Box 3.

Example of regular follow-up and cardiology review

Presentation
A 40-year-old woman presented to the maternity assessment unit having become unwell 5 days following a recent cycle of chemotherapy. She described the clear onset of palpitations 4 hours earlier and denied this happening previously. She was 32 weeks pregnant and was diagnosed with breast cancer in pregnancy. A heart rate of 150 beats per minute (bpm) was identified on her initial observations.
Her medications were low-molecular weight heparin (LMWH; prophylaxis); folic acid 5 mg and ondansetron 4 mg as needed.
Her observations revealed a heart rate of 150 bpm, blood pressure of 110/62 mmHg, respiratory rate of 18 breaths per minute and oxygen saturations of 98% on room air. She was afebrile.
12-lead electrocardiography revealed atrial fibrillation with fast ventricular response and blood results were haemoglobin of 115 g/dL, potassium of 3.0 mmol/L and magnesium of 0.8 mmol/L.

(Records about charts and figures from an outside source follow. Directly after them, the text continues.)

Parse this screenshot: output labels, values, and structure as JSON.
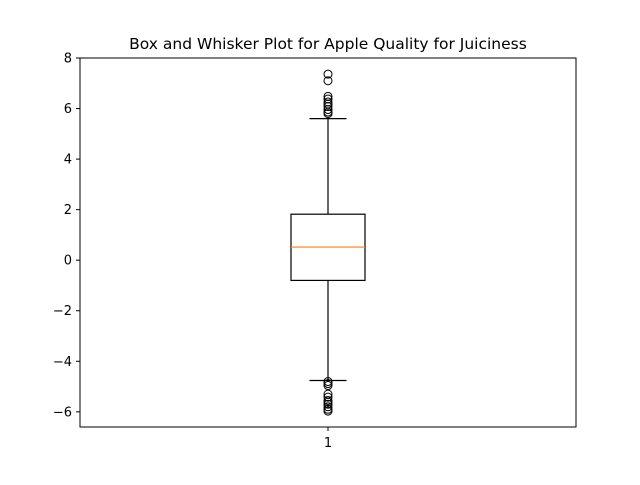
{
  "chart_data": {
    "type": "box",
    "title": "Box and Whisker Plot for Apple Quality for Juiciness",
    "xlabel": "",
    "ylabel": "",
    "categories": [
      "1"
    ],
    "ylim": [
      -6.6,
      8.0
    ],
    "yticks": [
      -6,
      -4,
      -2,
      0,
      2,
      4,
      6,
      8
    ],
    "ytick_labels": [
      "−6",
      "−4",
      "−2",
      "0",
      "2",
      "4",
      "6",
      "8"
    ],
    "grid": false,
    "boxes": [
      {
        "category": "1",
        "whisker_low": -4.76,
        "q1": -0.8,
        "median": 0.52,
        "q3": 1.82,
        "whisker_high": 5.6,
        "outliers": [
          7.36,
          7.1,
          6.48,
          6.38,
          6.26,
          6.18,
          6.08,
          5.96,
          5.86,
          5.8,
          -4.8,
          -4.88,
          -4.96,
          -5.3,
          -5.42,
          -5.55,
          -5.62,
          -5.7,
          -5.8,
          -5.9,
          -5.97
        ]
      }
    ],
    "colors": {
      "box": "#000000",
      "median": "#ff7f0e",
      "outlier": "#000000"
    }
  }
}
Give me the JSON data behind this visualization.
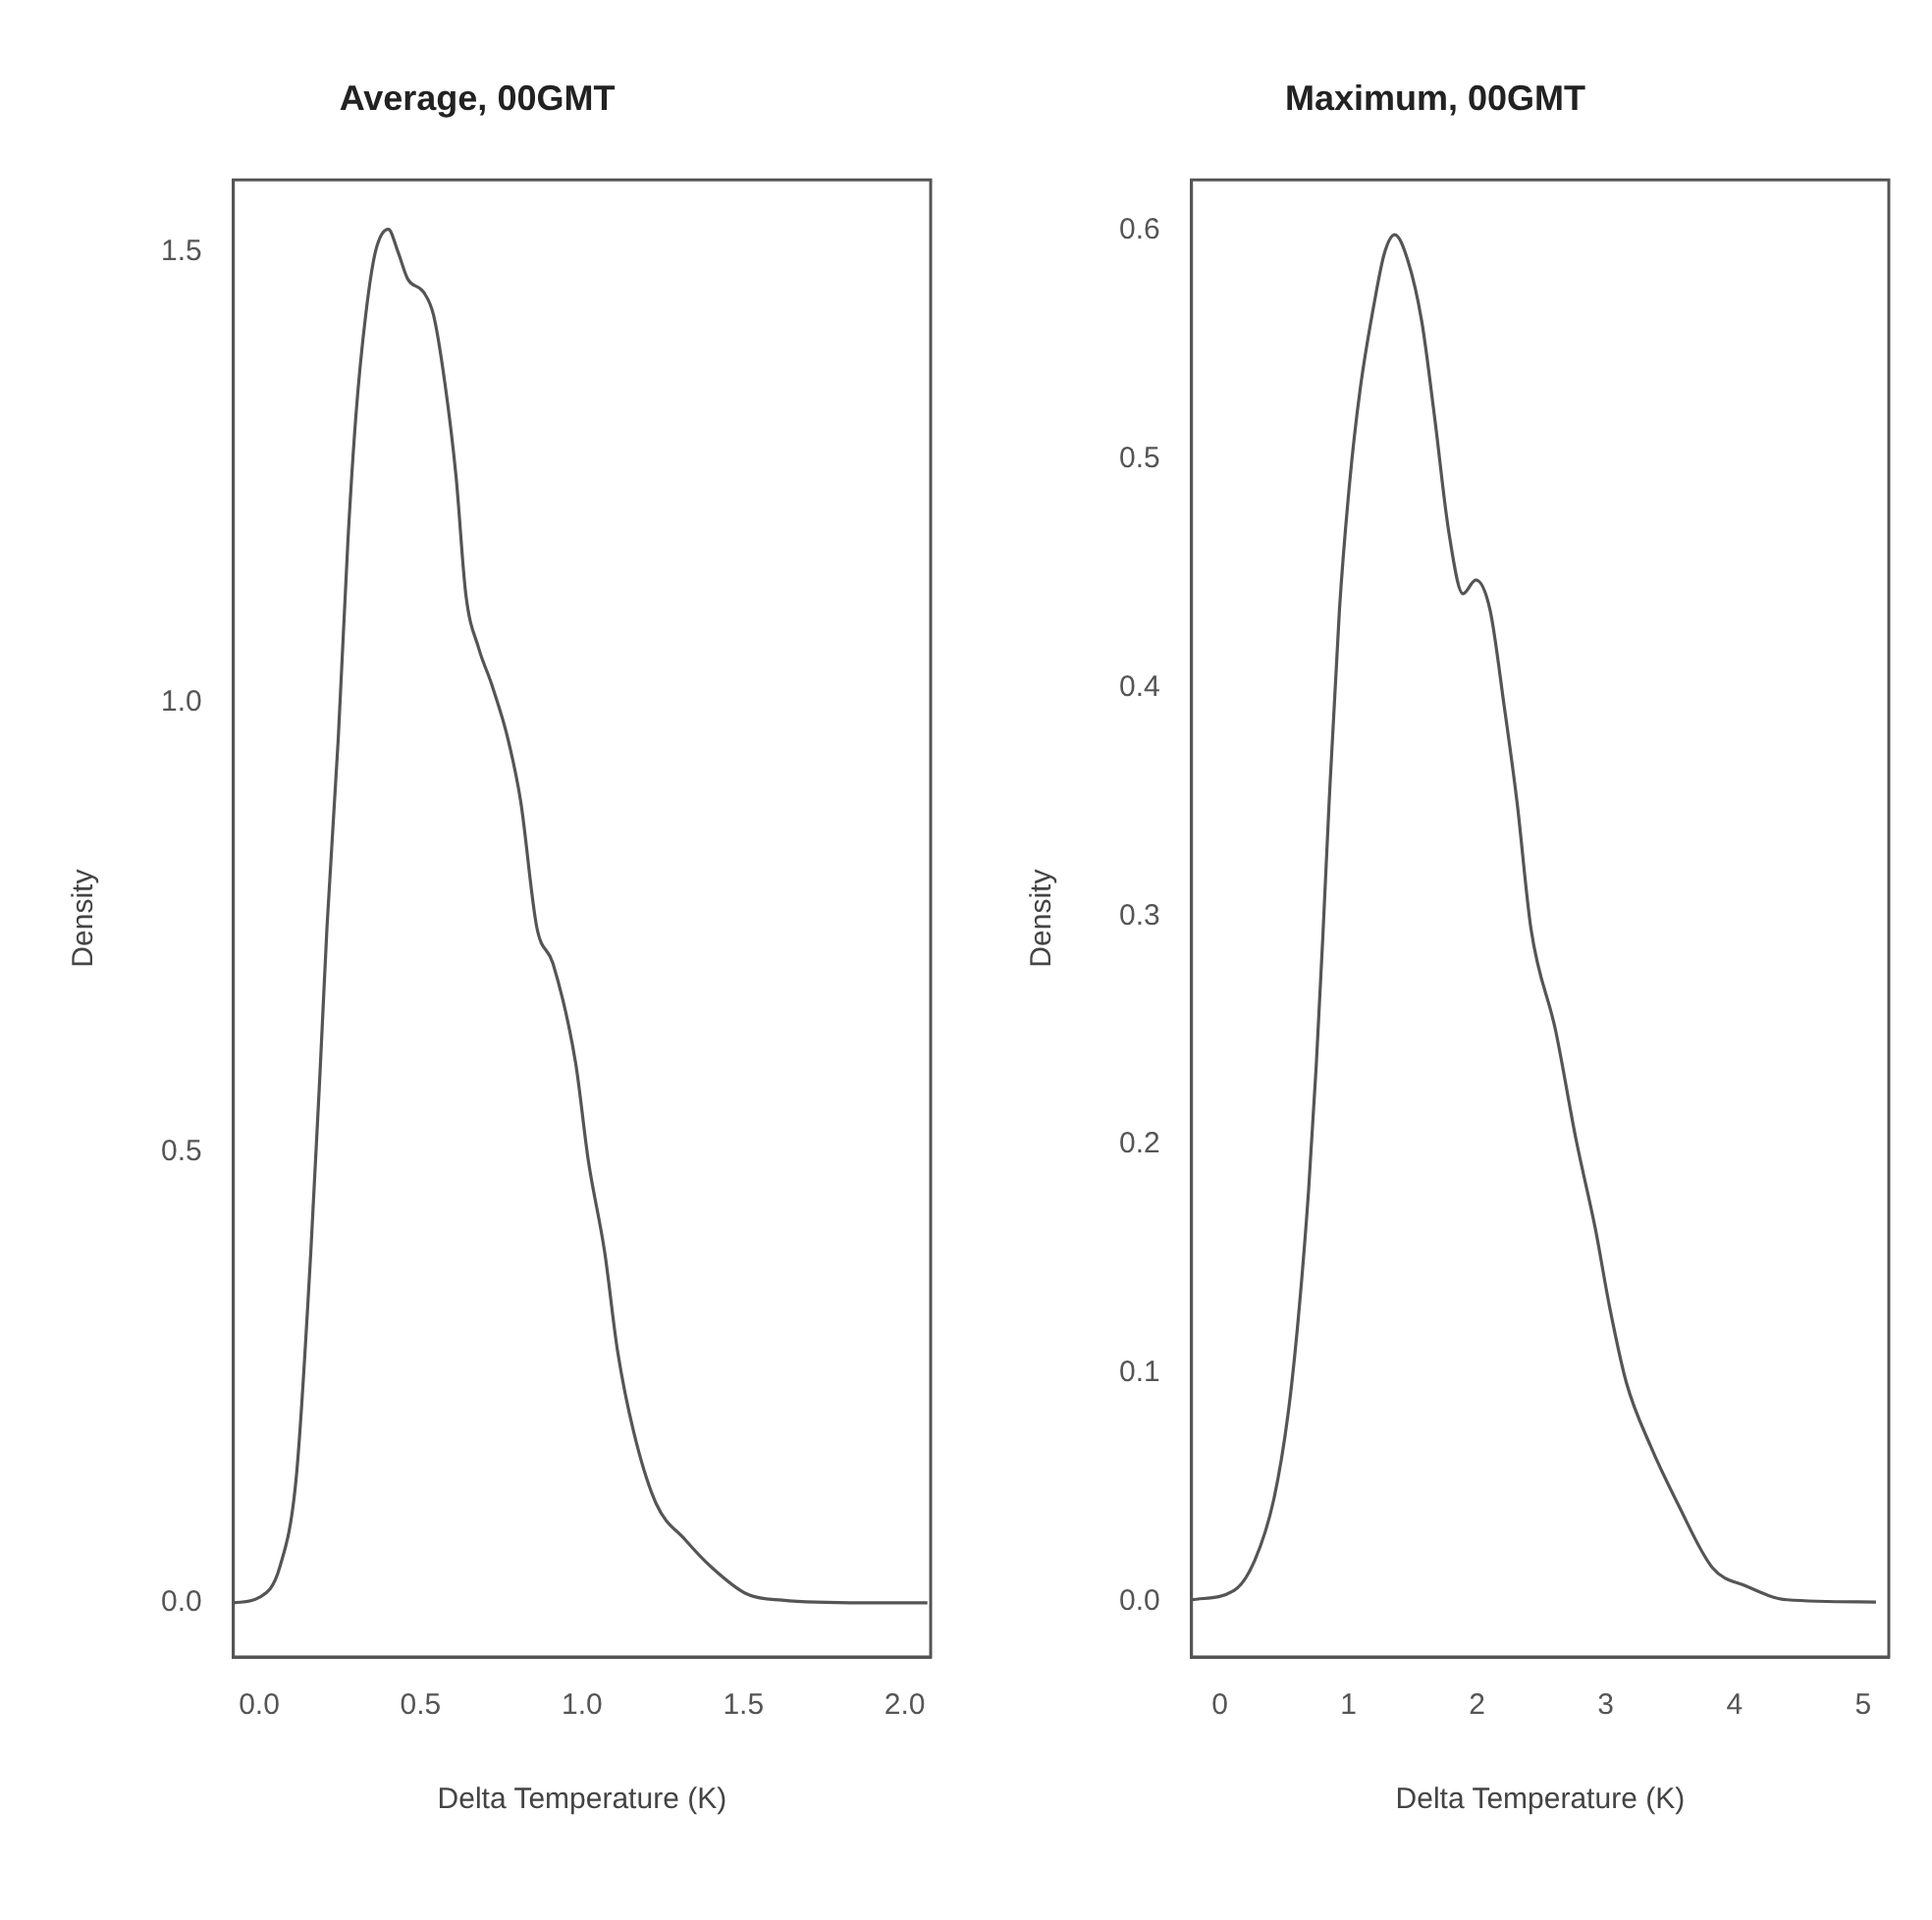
{
  "chart_data": [
    {
      "type": "line",
      "title": "Average, 00GMT",
      "xlabel": "Delta Temperature (K)",
      "ylabel": "Density",
      "xlim": [
        -0.08,
        2.08
      ],
      "ylim": [
        -0.06,
        1.58
      ],
      "xticks": [
        {
          "value": 0,
          "label": "0.0"
        },
        {
          "value": 0.5,
          "label": "0.5"
        },
        {
          "value": 1,
          "label": "1.0"
        },
        {
          "value": 1.5,
          "label": "1.5"
        },
        {
          "value": 2,
          "label": "2.0"
        }
      ],
      "yticks": [
        {
          "value": 0,
          "label": "0.0"
        },
        {
          "value": 0.5,
          "label": "0.5"
        },
        {
          "value": 1,
          "label": "1.0"
        },
        {
          "value": 1.5,
          "label": "1.5"
        }
      ],
      "marker": "none",
      "line_style": "solid",
      "series": [
        {
          "color": "#555555",
          "x": [
            -0.08,
            0,
            0.064,
            0.115,
            0.16,
            0.19,
            0.21,
            0.245,
            0.275,
            0.3,
            0.33,
            0.36,
            0.4,
            0.43,
            0.46,
            0.51,
            0.54,
            0.575,
            0.61,
            0.64,
            0.68,
            0.72,
            0.77,
            0.81,
            0.86,
            0.91,
            0.98,
            1.02,
            1.07,
            1.11,
            1.16,
            1.23,
            1.32,
            1.4,
            1.51,
            1.62,
            1.87,
            2.07
          ],
          "values": [
            0,
            0.006,
            0.04,
            0.14,
            0.39,
            0.6,
            0.75,
            0.96,
            1.18,
            1.32,
            1.43,
            1.5,
            1.525,
            1.5,
            1.47,
            1.455,
            1.43,
            1.355,
            1.25,
            1.12,
            1.06,
            1.02,
            0.96,
            0.89,
            0.75,
            0.71,
            0.6,
            0.49,
            0.39,
            0.28,
            0.19,
            0.11,
            0.07,
            0.04,
            0.01,
            0.003,
            0,
            0
          ]
        }
      ]
    },
    {
      "type": "line",
      "title": "Maximum, 00GMT",
      "xlabel": "Delta Temperature (K)",
      "ylabel": "Density",
      "xlim": [
        -0.22,
        5.2
      ],
      "ylim": [
        -0.024,
        0.622
      ],
      "xticks": [
        0,
        1,
        2,
        3,
        4,
        5
      ],
      "yticks": [
        {
          "value": 0,
          "label": "0.0"
        },
        {
          "value": 0.1,
          "label": "0.1"
        },
        {
          "value": 0.2,
          "label": "0.2"
        },
        {
          "value": 0.3,
          "label": "0.3"
        },
        {
          "value": 0.4,
          "label": "0.4"
        },
        {
          "value": 0.5,
          "label": "0.5"
        },
        {
          "value": 0.6,
          "label": "0.6"
        }
      ],
      "marker": "none",
      "line_style": "solid",
      "series": [
        {
          "color": "#555555",
          "x": [
            -0.22,
            0.11,
            0.27,
            0.42,
            0.53,
            0.61,
            0.69,
            0.75,
            0.8,
            0.85,
            0.93,
            1.01,
            1.09,
            1.2,
            1.28,
            1.36,
            1.46,
            1.57,
            1.67,
            1.78,
            1.89,
            1.99,
            2.1,
            2.21,
            2.31,
            2.42,
            2.61,
            2.77,
            2.92,
            3.03,
            3.16,
            3.35,
            3.56,
            3.83,
            4.09,
            4.41,
            5.1
          ],
          "values": [
            0.001,
            0.005,
            0.018,
            0.045,
            0.082,
            0.124,
            0.18,
            0.235,
            0.29,
            0.35,
            0.434,
            0.49,
            0.53,
            0.568,
            0.59,
            0.598,
            0.587,
            0.56,
            0.518,
            0.468,
            0.441,
            0.447,
            0.434,
            0.392,
            0.35,
            0.294,
            0.25,
            0.202,
            0.163,
            0.129,
            0.096,
            0.068,
            0.043,
            0.015,
            0.007,
            0.001,
            0
          ]
        }
      ]
    }
  ]
}
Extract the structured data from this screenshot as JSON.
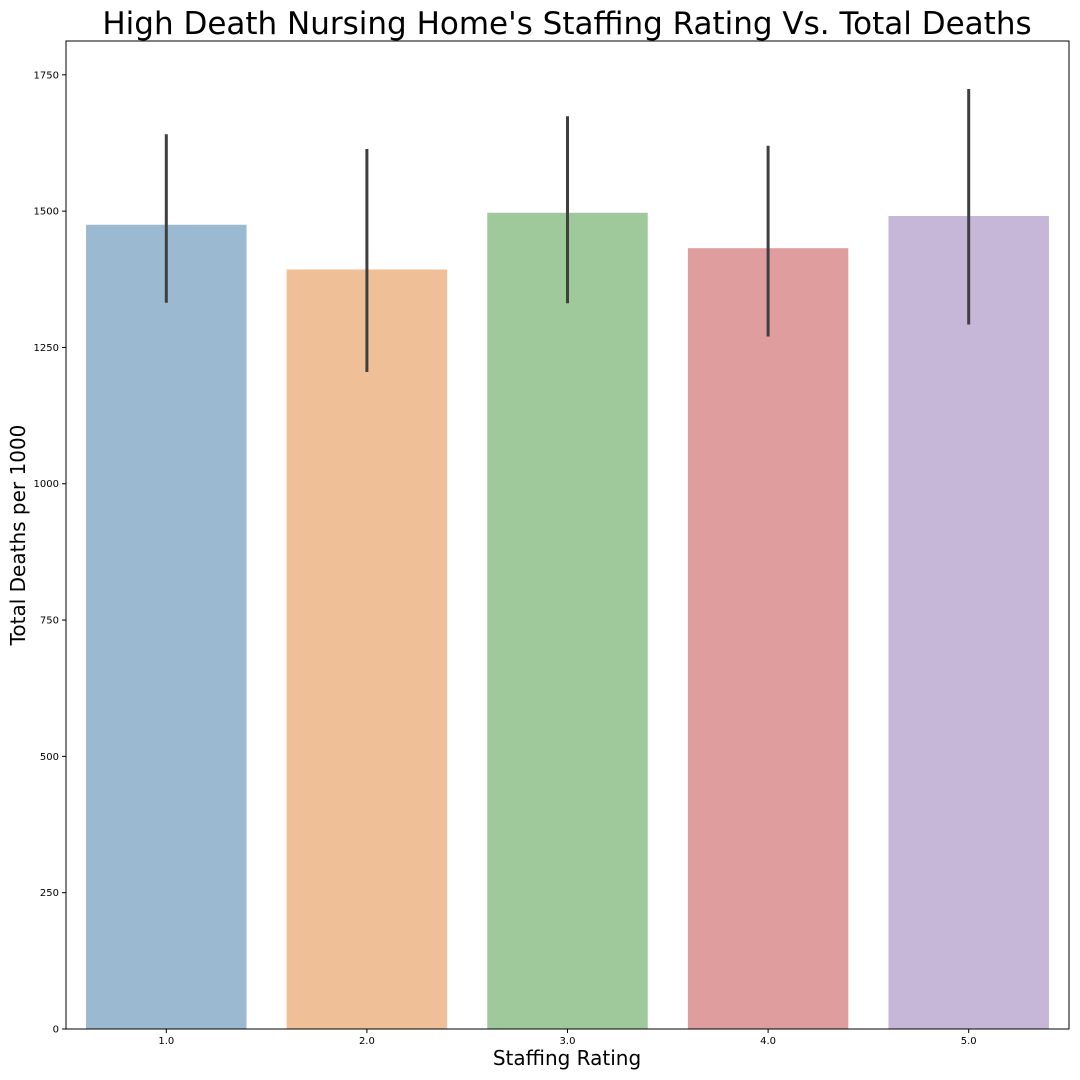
{
  "chart_data": {
    "type": "bar",
    "title": "High Death Nursing Home's Staffing Rating Vs. Total Deaths",
    "xlabel": "Staffing Rating",
    "ylabel": "Total Deaths per 1000",
    "categories": [
      "1.0",
      "2.0",
      "3.0",
      "4.0",
      "5.0"
    ],
    "values": [
      1475,
      1393,
      1497,
      1432,
      1491
    ],
    "error_low": [
      1332,
      1205,
      1331,
      1270,
      1292
    ],
    "error_high": [
      1641,
      1614,
      1674,
      1620,
      1724
    ],
    "colors": [
      "#9bb9d1",
      "#efc097",
      "#9fc99b",
      "#df9d9e",
      "#c6b7d8"
    ],
    "error_bar_color": "#3f3f3f",
    "ylim": [
      0,
      1812
    ],
    "yticks": [
      0,
      250,
      500,
      750,
      1000,
      1250,
      1500,
      1750
    ],
    "grid": false,
    "legend": false
  }
}
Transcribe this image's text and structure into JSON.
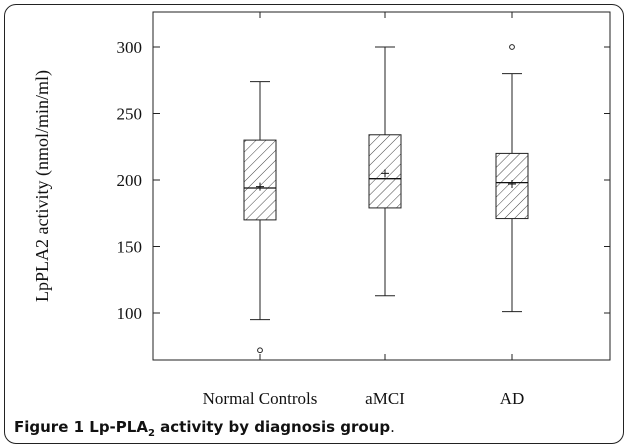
{
  "chart_data": {
    "type": "box",
    "ylabel": "LpPLA2 activity (nmol/min/ml)",
    "ylim": [
      70,
      315
    ],
    "yticks": [
      100,
      150,
      200,
      250,
      300
    ],
    "categories": [
      "Normal Controls",
      "aMCI",
      "AD"
    ],
    "boxes": [
      {
        "category": "Normal Controls",
        "whisker_low": 95,
        "q1": 170,
        "median": 194,
        "mean": 195,
        "q3": 230,
        "whisker_high": 274,
        "outliers": [
          72
        ]
      },
      {
        "category": "aMCI",
        "whisker_low": 113,
        "q1": 179,
        "median": 201,
        "mean": 205,
        "q3": 234,
        "whisker_high": 300,
        "outliers": []
      },
      {
        "category": "AD",
        "whisker_low": 101,
        "q1": 171,
        "median": 198,
        "mean": 197,
        "q3": 220,
        "whisker_high": 280,
        "outliers": [
          300
        ]
      }
    ],
    "grid": false,
    "box_fill": "hatched"
  },
  "caption": {
    "prefix": "Figure 1 Lp-PLA",
    "subscript": "2",
    "suffix": " activity by diagnosis group",
    "period": "."
  }
}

Recommended course of action
She was admitted to the high-dependency unit where she could have cardiac monitoring. Electrolytes were replaced and she was given a trial of bisoprolol which did not provide sustained rate control. Echocardiography showed a structurally normal heart. Computed tomography pulmonary angiography showed no evidence of pulmonary embolism. After fasting for 6 hours, she was sedated and intubated in theatre for direct current cardioversion (DCCV). After successful restoration of sinus rhythm, she was started on a low-dose beta blocker and treatment dose LMWH and a careful plan regarding her delivery was made. Fetal monitoring was carried out before and after DCCV.
Outcome
Atrial fibrillation (AF) is uncommon in pregnant women. Underlying structural heart disease should be suspected and urgent echocardiography should be arranged. Women with paroxysmal AF need careful venous thromboembolism risk assessment and decisions made regarding either low- or high-dose LMWH.